A Mum’s Facebook post about free Calpol and other first aid essentials for children has gone viral this week. The BBC have talked about it and opinion is massively divided on it.
So I thought I’d chuck my 2 pennies into the debate! Firstly, the mum who started to hoo haa wasn’t completely accurate in her summary of the scheme.. but that aside, lets consider the ethics.
The NHS is on its’ knees. There are too many people needing too much of the already too over stretched resources. And that is why I won’t be demanding my ‘right’ to free Calpol for my kids.
I would never describe myself as wealthy. Like every family I know, we struggle month on month to meet the financial demands of a young family. We make choices as to what to spend our money on and what not to. Some months having a teething toddler and a Year R’r with a habit of bringing home the latest virus from school, means that we plough through Calpol, Neurofen and other child related pharmacy essentials at an alarming rate. And I can’t lie, there have been times when, two days before payday, we’ve needed more and we’ve been scrabbling around for the change to buy some.
But despite this, I won’t be joining the stampede to the chemist to get it for free.
And it’s for the simple reason that, heaven forbid that anyone dear to me should ever need critical treatment for an accident or illness, I want there to be money in the NHS to pay for that!
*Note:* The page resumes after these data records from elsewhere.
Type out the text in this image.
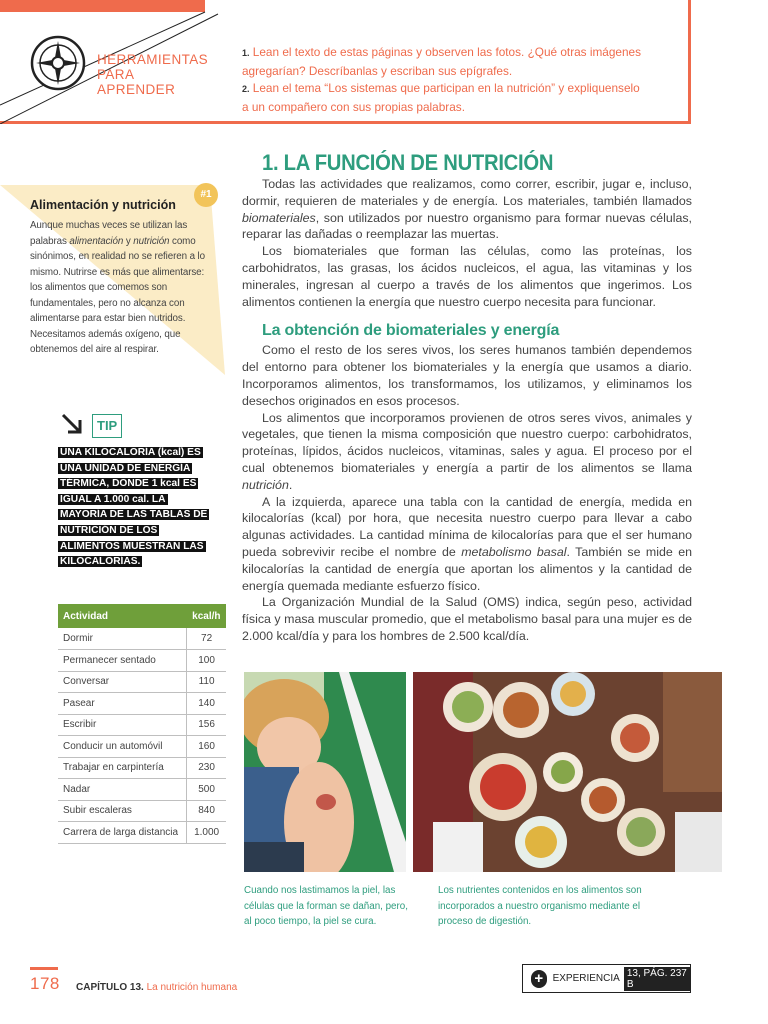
HERRAMIENTAS
PARA
APRENDER

1. Lean el texto de estas páginas y observen las fotos. ¿Qué otras imágenes agregarían? Descríbanlas y escriban sus epígrafes.

2. Lean el tema “Los sistemas que participan en la nutrición” y expliquenselo a un compañero con sus propias palabras.

#1
Alimentación y nutrición
Aunque muchas veces se utilizan las palabras alimentación y nutrición como sinónimos, en realidad no se refieren a lo mismo. Nutrirse es más que alimentarse: los alimentos que comemos son fundamentales, pero no alcanza con alimentarse para estar bien nutridos. Necesitamos además oxígeno, que obtenemos del aire al respirar.
TIP
UNA KILOCALORÍA (kcal) ES UNA UNIDAD DE ENERGÍA TÉRMICA, DONDE 1 kcal ES IGUAL A 1.000 cal. LA MAYORÍA DE LAS TABLAS DE NUTRICIÓN DE LOS ALIMENTOS MUESTRAN LAS KILOCALORÍAS.
Actividad	kcal/h
Dormir	72
Permanecer sentado	100
Conversar	110
Pasear	140
Escribir	156
Conducir un automóvil	160
Trabajar en carpintería	230
Nadar	500
Subir escaleras	840
Carrera de larga distancia	1.000
1. LA FUNCIÓN DE NUTRICIÓN

Todas las actividades que realizamos, como correr, escribir, jugar e, incluso, dormir, requieren de materiales y de energía. Los materiales, también llamados biomateriales, son utilizados por nuestro organismo para formar nuevas células, reparar las dañadas o reemplazar las muertas.

Los biomateriales que forman las células, como las proteínas, los carbohidratos, las grasas, los ácidos nucleicos, el agua, las vitaminas y los minerales, ingresan al cuerpo a través de los alimentos que ingerimos. Los alimentos contienen la energía que nuestro cuerpo necesita para funcionar.

La obtención de biomateriales y energía

Como el resto de los seres vivos, los seres humanos también dependemos del entorno para obtener los biomateriales y la energía que usamos a diario. Incorporamos alimentos, los transformamos, los utilizamos, y eliminamos los desechos originados en esos procesos.

Los alimentos que incorporamos provienen de otros seres vivos, animales y vegetales, que tienen la misma composición que nuestro cuerpo: carbohidratos, proteínas, lípidos, ácidos nucleicos, vitaminas, sales y agua. El proceso por el cual obtenemos biomateriales y energía a partir de los alimentos se llama nutrición.

A la izquierda, aparece una tabla con la cantidad de energía, medida en kilocalorías (kcal) por hora, que necesita nuestro cuerpo para llevar a cabo algunas actividades. La cantidad mínima de kilocalorías para que el ser humano pueda sobrevivir recibe el nombre de metabolismo basal. También se mide en kilocalorías la cantidad de energía que aportan los alimentos y la cantidad de energía quemada mediante esfuerzo físico.

La Organización Mundial de la Salud (OMS) indica, según peso, actividad física y masa muscular promedio, que el metabolismo basal para una mujer es de 2.000 kcal/día y para los hombres de 2.500 kcal/día.

Cuando nos lastimamos la piel, las células que la forman se dañan, pero, al poco tiempo, la piel se cura.
Los nutrientes contenidos en los alimentos son incorporados a nuestro organismo mediante el proceso de digestión.
178 CAPÍTULO 13. La nutrición humana
+ EXPERIENCIA 13, PÁG. 237 B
So to anyone who’s thinking, ‘I’m entitled’ I’d respectfully ask that you stop and think. the NHS is on its’ knees already. People regularly get declined vital treatments or get given a less effective care pathway because budgets are so tight. You might think that your bottle of Calpol won’t break the NHS, but what if EVERY parent of EVERY child in this country thought that way?
We are incredibly blessed in the UK to have access to a free health service and, politics aside, it’s down to us to be responsible in the way we call on that service in order for it to survive.
So, if you can afford chocolate, crisps, fizzy drinks, ciggies, Sky TV, a lotto scratchcard, false nails, fake tan, hair extensions or petrol for your car, a bottle of wine or any other ‘essential’ that you could survive with less of, then you can sure as hell pay for a bottle of medication for your child!
Let the people who genuinely live in food and heating poverty with their children benefit from it. They’re who the system is for.
Just because you CAN get it free, doesn’t mean you SHOULD!